В Аугсбурге Константина встретил старый знакомец князь Эстергази. Обменявшись любезными приветствиями и поздравив Константина с наградами и высочайшим титулом, князь неожиданно сделал ему странное предложение: взять на себя миссию посредничества между двумя государями — Павлом и Францем, уладить отношения между разошедшимися державами, поскольку все недоразумения вытекали лишь из несогласованных действий обоих кабинетов.
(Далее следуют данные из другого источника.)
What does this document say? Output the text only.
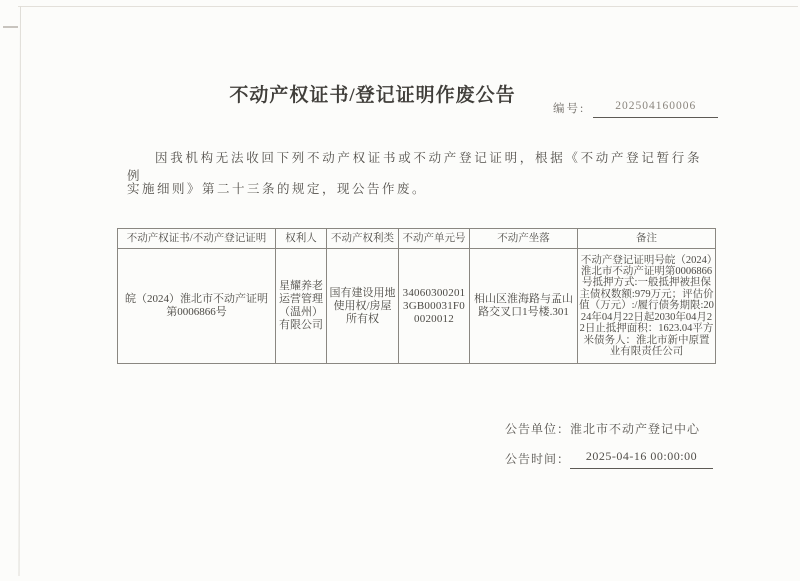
不动产权证书/登记证明作废公告
编号:	202504160006

因我机构无法收回下列不动产权证书或不动产登记证明，根据《不动产登记暂行条例

实施细则》第二十三条的规定，现公告作废。

不动产权证书/不动产登记证明	权利人	不动产权利类	不动产单元号	不动产坐落	备注
皖（2024）淮北市不动产证明第0006866号	星耀养老运营管理（温州）有限公司	国有建设用地使用权/房屋所有权	340603002013GB00031F00020012	相山区淮海路与孟山路交叉口1号楼.301	不动产登记证明号皖（2024）淮北市不动产证明第0006866号抵押方式:一般抵押被担保主债权数额:979万元；评估价值（万元）:/履行债务期限:2024年04月22日起2030年04月22日止抵押面积：1623.04平方米债务人：淮北市新中原置业有限责任公司
公告单位： 淮北市不动产登记中心
公告时间：	2025-04-16 00:00:00
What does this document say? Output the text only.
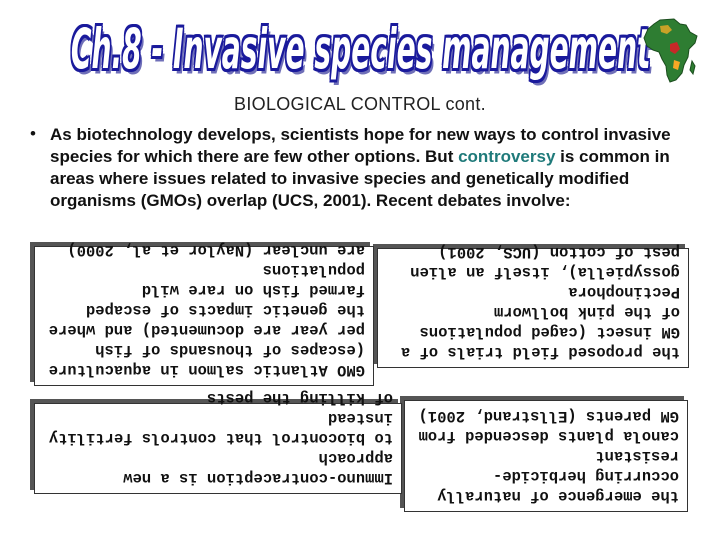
Ch.8 - Invasive species management
BIOLOGICAL CONTROL cont.
• As biotechnology develops, scientists hope for new ways to control invasive species for which there are few other options. But controversy is common in areas where issues related to invasive species and genetically modified organisms (GMOs) overlap (UCS, 2001). Recent debates involve:
the emergence of naturally
occurring herbicide-resistant
canola plants descended from
GM parents (Ellstrand, 2001)
Immuno-contraception is a new approach
to biocontrol that controls fertility instead
of killing the pests
the proposed field trials of a
GM insect (caged populations
of the pink bollworm Pectinophora
gossypiella), itself an alien
pest of cotton (UCS, 2001)
GMO Atlantic salmon in aquaculture
(escapes of thousands of fish
per year are documented) and where
the genetic impacts of escaped
farmed fish on rare wild populations
are unclear (Naylor et al, 2000)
Константин внимательно глянул на высокопоставленного сановника. Его кольнуло это предложение — фраза, что, мол, только несогласованность кабинетов и министров вызвала эти недоразумения. Разве сам он не был свидетелем истинного лица Австрии, которая лишь использовала русскую силу для своих интересов, ничем не помогая русской армии?
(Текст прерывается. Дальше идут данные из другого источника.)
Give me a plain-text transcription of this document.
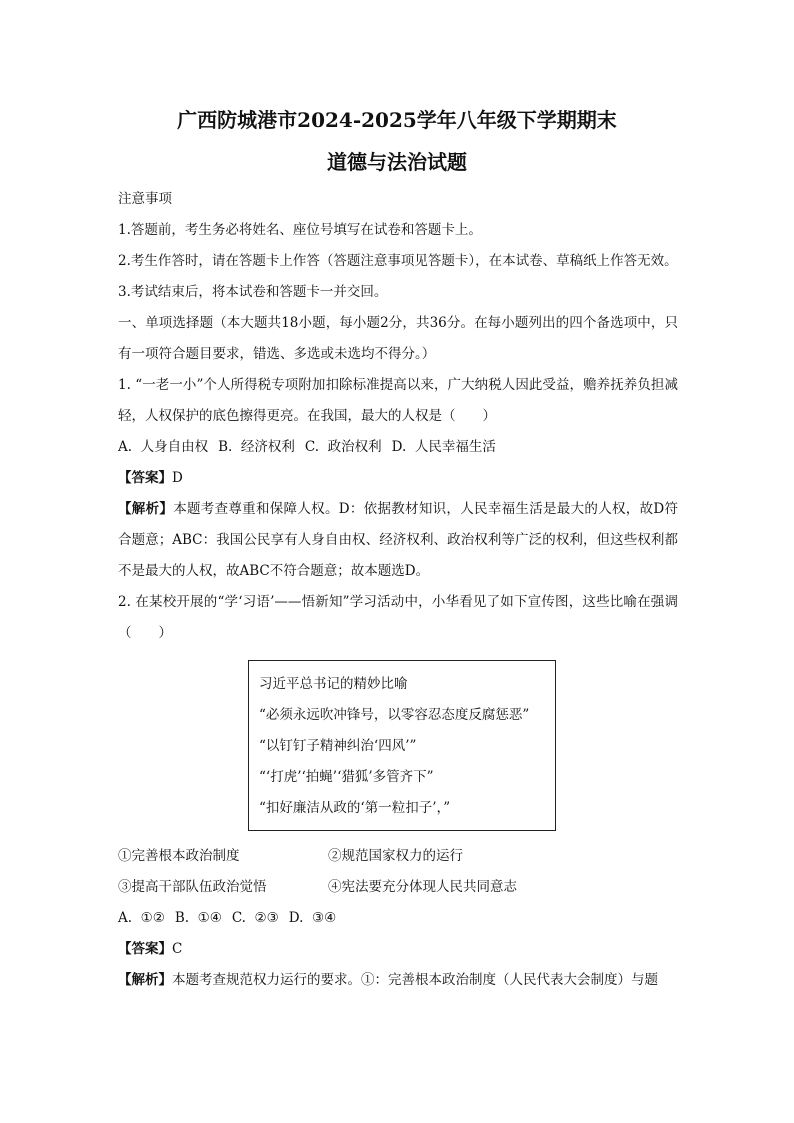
广西防城港市2024-2025学年八年级下学期期末
道德与法治试题

注意事项

1.答题前，考生务必将姓名、座位号填写在试卷和答题卡上。

2.考生作答时，请在答题卡上作答（答题注意事项见答题卡），在本试卷、草稿纸上作答无效。

3.考试结束后，将本试卷和答题卡一并交回。

一、单项选择题（本大题共18小题，每小题2分，共36分。在每小题列出的四个备选项中，只有一项符合题目要求，错选、多选或未选均不得分。）

1. “一老一小”个人所得税专项附加扣除标准提高以来，广大纳税人因此受益，赡养抚养负担减轻，人权保护的底色擦得更亮。在我国，最大的人权是（　　）

A.  人身自由权 B.  经济权利 C.  政治权利 D.  人民幸福生活

【答案】D

【解析】本题考查尊重和保障人权。D：依据教材知识，人民幸福生活是最大的人权，故D符合题意；ABC：我国公民享有人身自由权、经济权利、政治权利等广泛的权利，但这些权利都不是最大的人权，故ABC不符合题意；故本题选D。

2. 在某校开展的“学‘习语’——悟新知”学习活动中，小华看见了如下宣传图，这些比喻在强调（　　）

习近平总书记的精妙比喻
“必须永远吹冲锋号，以零容忍态度反腐惩恶”
“以钉钉子精神纠治‘四风’”
“‘打虎’‘拍蝇’‘猎狐’多管齐下”
“扣好廉洁从政的‘第一粒扣子’，”
①完善根本政治制度	②规范国家权力的运行
③提高干部队伍政治觉悟	④宪法要充分体现人民共同意志
A.  ①② B.  ①④ C.  ②③ D.  ③④

【答案】C

【解析】本题考查规范权力运行的要求。①：完善根本政治制度（人民代表大会制度）与题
Но он ушёл от прямого ответа.

   — Я в армии, — сказал он, — не более как волонтёр, и все дипломатические сношения между венским и петербургским дворами мне вовсе неизвестны. Да и могу ли я без воли и желания моего отца, без позволения императора входить в какие-либо дипломатические сношения с иностранными дворами?

Князь, тряся седой головой, хотел было возразить на эти доводы, но Константин холодно сказал:

   — Теперь, когда я вижу в вас, князь, дипломатическое лицо, я вынужден, к моему глубочайшему сожалению, изменить прежнее моё обращение с вами. Теперь мы не друзья, как были раньше, а просто волонтёр и высокого ранга дипломатический представитель чужой страны. Прощайте, князь...

Эстергази ничего не оставалось, как сразу же покинуть великого князя.

Мельком глянув на отца, вытянувшегося в седле, окружённого блестящей свитой, Константин заметил, как по щеке императора поползла крупная слеза. Мгновенно слёзы полились и у Константина: он не думал, что отец, тиранивший Суворова в последние месяцы его жизни, способен был всё забыть и плакать о великом человеке.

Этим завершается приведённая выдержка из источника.